La primera es que todo software contiene bugs o fallos. El mercado es impaciente y no está dispuesto a pagar por un programa perfecto, y todos tienen, así, cientos o miles de bugs. Algunos de ellos son vulnerabilidades explotables, lo que quiere decir que se pueden utilizar para atacar los sistemas sobre los que funciona el software mencionado. Un porcentaje de dichos bugs se descubren y, por eso, estamos constantemente parcheando los programas que usamos. Pero muchos no lo son, y permanecen latentes, esperando su momento (se calcula que el 40% de los sites web son inseguros). Así que nos pasamos la vida parcheando sin fin, y menos de lo que deberíamos. Por otro lado, no hacerlo conlleva riesgos innegables.
La segunda es que estamos incorporando inteligencia a todo. El adjetivo “Smart” (inteligente) se introduce en nuestras vidas de mil maneras. Pero eso implica tener ordenadores en todas partes. Y mucho software. Y ya hemos visto qué pasa con el software, que, además, jamás ha sido diseñado para que sea seguro. Las especificaciones siempre son otras: fácil de usar, funcional, soportado en tal plataforma… pero ¿seguro? No. La seguridad está reñida muchas veces con la funcionalidad (y el negocio, por tanto).
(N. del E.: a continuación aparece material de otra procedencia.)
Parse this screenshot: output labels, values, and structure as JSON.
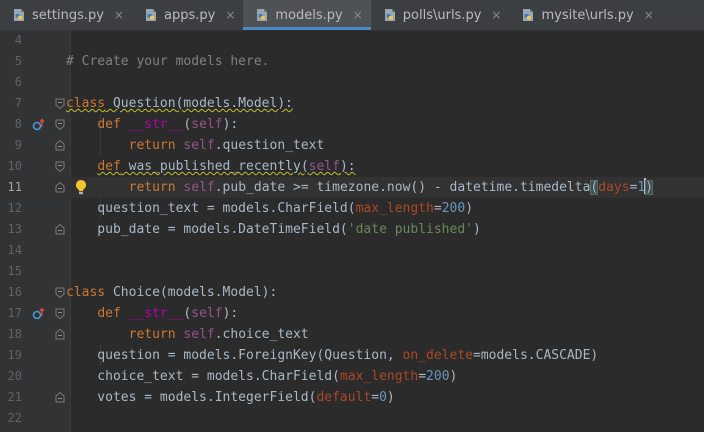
{
  "tabs": [
    {
      "label": "settings.py",
      "active": false
    },
    {
      "label": "apps.py",
      "active": false
    },
    {
      "label": "models.py",
      "active": true
    },
    {
      "label": "polls\\urls.py",
      "active": false
    },
    {
      "label": "mysite\\urls.py",
      "active": false
    }
  ],
  "tab_close_glyph": "×",
  "editor": {
    "current_line": 11,
    "lines": [
      {
        "n": "4",
        "tokens": []
      },
      {
        "n": "5",
        "tokens": [
          {
            "t": "# Create your models here.",
            "c": "c-cmt"
          }
        ]
      },
      {
        "n": "6",
        "tokens": []
      },
      {
        "n": "7",
        "tokens": [
          {
            "t": "class",
            "c": "c-kw squiggle"
          },
          {
            "t": " Question",
            "c": "c-def squiggle"
          },
          {
            "t": "(models.Model):",
            "c": "c-def squiggle"
          }
        ]
      },
      {
        "n": "8",
        "tokens": [
          {
            "t": "    "
          },
          {
            "t": "def",
            "c": "c-kw"
          },
          {
            "t": " "
          },
          {
            "t": "__str__",
            "c": "c-dunder"
          },
          {
            "t": "("
          },
          {
            "t": "self",
            "c": "c-self"
          },
          {
            "t": "):"
          }
        ]
      },
      {
        "n": "9",
        "tokens": [
          {
            "t": "        "
          },
          {
            "t": "return",
            "c": "c-kw"
          },
          {
            "t": " "
          },
          {
            "t": "self",
            "c": "c-self"
          },
          {
            "t": ".question_text"
          }
        ]
      },
      {
        "n": "10",
        "tokens": [
          {
            "t": "    "
          },
          {
            "t": "def",
            "c": "c-kw squiggle"
          },
          {
            "t": " was_published_recently",
            "c": "c-def squiggle"
          },
          {
            "t": "(",
            "c": "squiggle"
          },
          {
            "t": "self",
            "c": "c-self squiggle"
          },
          {
            "t": "):",
            "c": "squiggle"
          }
        ]
      },
      {
        "n": "11",
        "tokens": [
          {
            "t": "        "
          },
          {
            "t": "return",
            "c": "c-kw"
          },
          {
            "t": " "
          },
          {
            "t": "self",
            "c": "c-self"
          },
          {
            "t": ".pub_date >= timezone.now() - datetime.timedelta"
          },
          {
            "t": "(",
            "c": "bracket-match"
          },
          {
            "t": "days",
            "c": "c-param"
          },
          {
            "t": "="
          },
          {
            "t": "1",
            "c": "c-num"
          },
          {
            "t": ")",
            "c": "bracket-match",
            "caret": true
          }
        ]
      },
      {
        "n": "12",
        "tokens": [
          {
            "t": "    question_text = models.CharField("
          },
          {
            "t": "max_length",
            "c": "c-param"
          },
          {
            "t": "="
          },
          {
            "t": "200",
            "c": "c-num"
          },
          {
            "t": ")"
          }
        ]
      },
      {
        "n": "13",
        "tokens": [
          {
            "t": "    pub_date = models.DateTimeField("
          },
          {
            "t": "'date published'",
            "c": "c-str"
          },
          {
            "t": ")"
          }
        ]
      },
      {
        "n": "14",
        "tokens": []
      },
      {
        "n": "15",
        "tokens": []
      },
      {
        "n": "16",
        "tokens": [
          {
            "t": "class",
            "c": "c-kw"
          },
          {
            "t": " Choice(models.Model):"
          }
        ]
      },
      {
        "n": "17",
        "tokens": [
          {
            "t": "    "
          },
          {
            "t": "def",
            "c": "c-kw"
          },
          {
            "t": " "
          },
          {
            "t": "__str__",
            "c": "c-dunder"
          },
          {
            "t": "("
          },
          {
            "t": "self",
            "c": "c-self"
          },
          {
            "t": "):"
          }
        ]
      },
      {
        "n": "18",
        "tokens": [
          {
            "t": "        "
          },
          {
            "t": "return",
            "c": "c-kw"
          },
          {
            "t": " "
          },
          {
            "t": "self",
            "c": "c-self"
          },
          {
            "t": ".choice_text"
          }
        ]
      },
      {
        "n": "19",
        "tokens": [
          {
            "t": "    question = models.ForeignKey(Question, "
          },
          {
            "t": "on_delete",
            "c": "c-param"
          },
          {
            "t": "=models.CASCADE)"
          }
        ]
      },
      {
        "n": "20",
        "tokens": [
          {
            "t": "    choice_text = models.CharField("
          },
          {
            "t": "max_length",
            "c": "c-param"
          },
          {
            "t": "="
          },
          {
            "t": "200",
            "c": "c-num"
          },
          {
            "t": ")"
          }
        ]
      },
      {
        "n": "21",
        "tokens": [
          {
            "t": "    votes = models.IntegerField("
          },
          {
            "t": "default",
            "c": "c-param"
          },
          {
            "t": "="
          },
          {
            "t": "0",
            "c": "c-num"
          },
          {
            "t": ")"
          }
        ]
      },
      {
        "n": "22",
        "tokens": []
      }
    ]
  },
  "gutter_marks": {
    "8": "override-icon",
    "17": "override-icon"
  },
  "fold_marks": {
    "7": "fold-start",
    "8": "fold-start",
    "9": "fold-end",
    "10": "fold-start",
    "11": "fold-end",
    "13": "fold-end",
    "16": "fold-start",
    "17": "fold-start",
    "18": "fold-end",
    "21": "fold-end"
  },
  "intention_bulb_line": "11",
  "colors": {
    "editor_bg": "#2b2b2b",
    "gutter_bg": "#313335",
    "tab_active_underline": "#4a88c7",
    "keyword": "#cc7832",
    "self": "#94558d",
    "string": "#6a8759",
    "number": "#6897bb",
    "param": "#aa4926",
    "comment": "#808080",
    "dunder": "#b200b2"
  }
}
La tercera es la rapidez a la que avanza todo. En pocos años, el mundo ha cambiado. Y lo seguirá haciendo a esa velocidad: coches autónomos, compartición de casi todo, datos en la nube, sensorización de casi todo, exposición de todo el mundo en las redes sociales… Y esta velocidad es enemiga de la seguridad. No da tiempo a securizar, y se acelera el efecto mencionado en el punto primero, la mala calidad del software.
La cuarta es que en la ciberseguridad ya ha entrado el cibercrimen y los servicios de inteligencia y agencias gubernamentales de muchos países. Hay mucho en juego. Y el lado oscuro del ser humano, ya está aquí también, para intentar explotar estas deficiencias para beneficio propio o de un país o gobierno determinado. Y se manejan sumas importantes para la compra de vulnerabilidades no conocidas (zero-day), o combinación de varias para realizar ataques devastadores con efecto multiplicador (caso de los conocidos ransomware) y recrudecer la guerra comercial en la que está sumergido nuestro mundo actual.
Y la última es que los riesgos ya son catastróficos. La ultima fuga de datos de este mes de enero (773 millones de emails y passwords) deja atrás casos como el de Equifax de 2017 (150 millones) u otros similares. Todos estamos expuestos y lo estaremos más (coche conectado, hogar conectado, todo conectado…). Así que, siendo realistas, la situación va a peor, como decía al principio.
Es cierto que la tecnología viene en nuestra ayuda, y la inteligencia artificial (AI) y el “machine learning” ahí están, para proporcionarnos herramientas para prevenir, detectar y reaccionar en tiempo real, de forma automática, a las amenazas que nos acechan. En Sonicwall hemos adoptado este paradigma, y hace muchos años que lo aplicamos en la detección de todo tipo de ataques, incluidos los de corte no conocido. Fuimos pioneros en “sandboxing” hace más de 20 años, y el tiempo nos ha dado la razón: la inteligencia adaptativa en el Cloud no solo es deseable, es absolutamente necesaria, los dispositivos “standalone” de seguridad no tienen cabida en el mundo que acabo de describir líneas arriba.
Aunque para ser positivos, suceden menos cosas de las que aparentemente podrían pasar. Ya lo decía alguien para definir esta situación, “Hace más ruido un árbol que cae que un bosque que crece”. Estamos construyendo la nueva ciberseguridad, y para ello, hay que invertir y adaptarse a este nuevo entorno. Y prepararse siempre para la respuesta ante una crisis, que, en algún momento, llegará, llegará…
Para concluir, me gustaría citar a Winston Churchill, gran personaje de la historia del siglo XX, que, al definir el éxito, decía que “consiste en ir de fracaso en fracaso sin perder el entusiasmo”. Pues eso. Vivimos un momento apasionante. Que no nos lo amarguen. Preparémonos a conciencia… ¡Larga vida a la ciberseguridad!